Elaboration: If the connection isn't clear, add transitional language. Readers shouldn't have to infer how ideas connect.
Example:
- BAD: "I studied algorithms. Cambridge has a strong theory group."
- GOOD: "I studied algorithms. This interest drew me to Cambridge's theory group."
U5: Remove Filler Phrases
Rule: Cut phrases that add no meaning.
Elaboration: These phrases signal weak writing and waste word count.
Remove:
- "I hope to..." → "I aim to" / "I intend to"
- "more importantly" → [delete]
- "In particular" → [delete or be specific]
- "which I took the summer after my second year" → [resume has dates]
- "incredibly exciting" → [be specific about what excites]
U6: Active Over Passive
Rule: Use active voice unless passive is specifically justified.
Elaboration: Passive voice obscures agency and weakens impact.
Example:
- BAD: "It was learned that research requires persistence"
- GOOD: "I learned that research requires persistence"
U7: Compression Test
Rule: If a paragraph can become one sentence without losing meaning, compress it.

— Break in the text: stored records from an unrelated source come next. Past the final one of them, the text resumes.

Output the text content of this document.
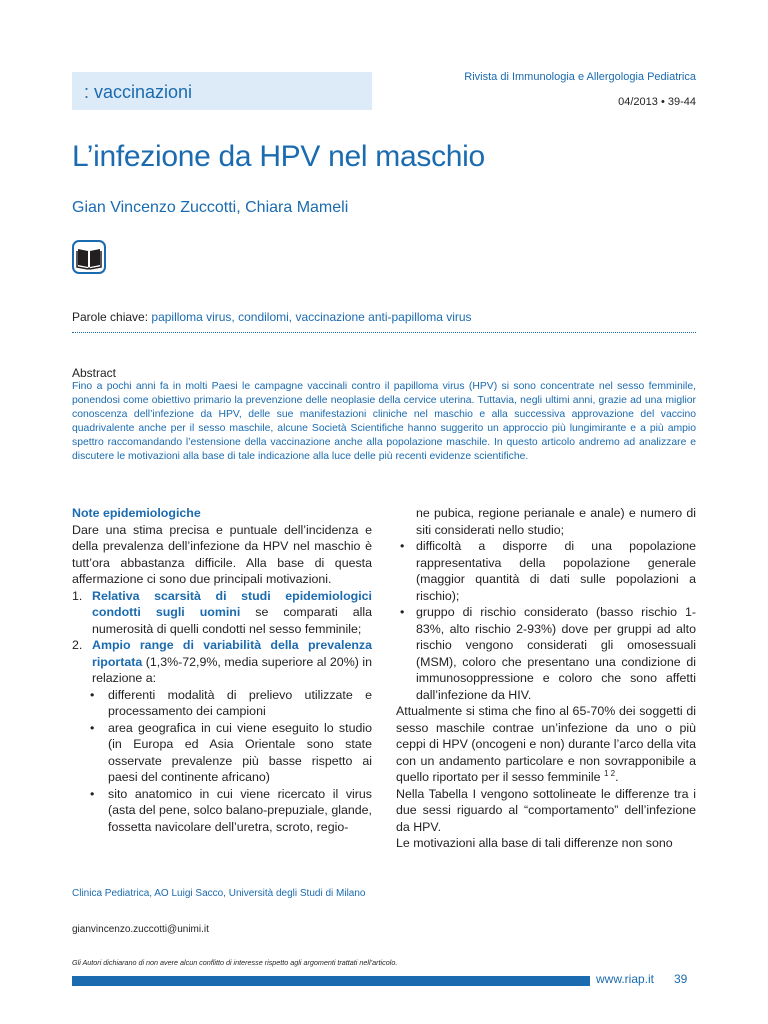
: vaccinazioni
Rivista di Immunologia e Allergologia Pediatrica
04/2013 • 39-44
L’infezione da HPV nel maschio
Gian Vincenzo Zuccotti, Chiara Mameli
Parole chiave: papilloma virus, condilomi, vaccinazione anti-papilloma virus
Abstract
Fino a pochi anni fa in molti Paesi le campagne vaccinali contro il papilloma virus (HPV) si sono concentrate nel sesso femminile, ponendosi come obiettivo primario la prevenzione delle neoplasie della cervice uterina. Tuttavia, negli ultimi anni, grazie ad una miglior conoscenza dell’infezione da HPV, delle sue manifestazioni cliniche nel maschio e alla successiva approvazione del vaccino quadrivalente anche per il sesso maschile, alcune Società Scientifiche hanno suggerito un approccio più lungimirante e a più ampio spettro raccomandando l’estensione della vaccinazione anche alla popolazione maschile. In questo articolo andremo ad analizzare e discutere le motivazioni alla base di tale indicazione alla luce delle più recenti evidenze scientifiche.

Note epidemiologiche

Dare una stima precisa e puntuale dell’incidenza e della prevalenza dell’infezione da HPV nel maschio è tutt’ora abbastanza difficile. Alla base di questa affermazione ci sono due principali motivazioni.

1. Relativa scarsità di studi epidemiologici condotti sugli uomini se comparati alla numerosità di quelli condotti nel sesso femminile;
2. Ampio range di variabilità della prevalenza riportata (1,3%-72,9%, media superiore al 20%) in relazione a:
• differenti modalità di prelievo utilizzate e processamento dei campioni
• area geografica in cui viene eseguito lo studio (in Europa ed Asia Orientale sono state osservate prevalenze più basse rispetto ai paesi del continente africano)
• sito anatomico in cui viene ricercato il virus (asta del pene, solco balano-prepuziale, glande, fossetta navicolare dell’uretra, scroto, regio-

ne pubica, regione perianale e anale) e numero di siti considerati nello studio;

• difficoltà a disporre di una popolazione rappresentativa della popolazione generale (maggior quantità di dati sulle popolazioni a rischio);
• gruppo di rischio considerato (basso rischio 1-83%, alto rischio 2-93%) dove per gruppi ad alto rischio vengono considerati gli omosessuali (MSM), coloro che presentano una condizione di immunosoppressione e coloro che sono affetti dall’infezione da HIV.

Attualmente si stima che fino al 65-70% dei soggetti di sesso maschile contrae un’infezione da uno o più ceppi di HPV (oncogeni e non) durante l’arco della vita con un andamento particolare e non sovrapponibile a quello riportato per il sesso femminile $^{1 2}$.

Nella Tabella I vengono sottolineate le differenze tra i due sessi riguardo al “comportamento” dell’infezione da HPV.

Le motivazioni alla base di tali differenze non sono

Clinica Pediatrica, AO Luigi Sacco, Università degli Studi di Milano
gianvincenzo.zuccotti@unimi.it
Gli Autori dichiarano di non avere alcun conflitto di interesse rispetto agli argomenti trattati nell’articolo.
www.riap.it 39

Elaboration: Verbosity buries ideas. Force radical reduction to find the core.
Example:
- BEFORE (3 paragraphs): Discussion of dopamine, YouTube, vlogs, why vlogging works
- AFTER (2 sentences): "Laptop open, I resisted YouTube, the vlogs and dopamine. Yet my mind wondered—vloggers record unpolished moments for the public, yes, but for themselves too."
Output Format for Feedback
When providing essay feedback:
Structure:
- One focused paragraph per issue
- Quote problematic text, then commentary
- Maximum 3-4 issues per session
Format:
[Issue name]: "[quoted essay text]"
[Single paragraph: problem + suggested fix, 3-5 sentences max]
Priority order:
- Missing forward projection
- Circular narrative gaps
- Weak openings
- Weak/multiple throughlines
- Abstract language without concrete moments
- Structural problems
Red Flag Phrases
These signal weak throughlines in ANY essay type:
- "I learned a lot"
- "This experience shaped me"
- "I'm passionate about"
- "This taught me the importance of"
- "I've always been deeply interested"
Response: Push for specificity. What exactly? How specifically?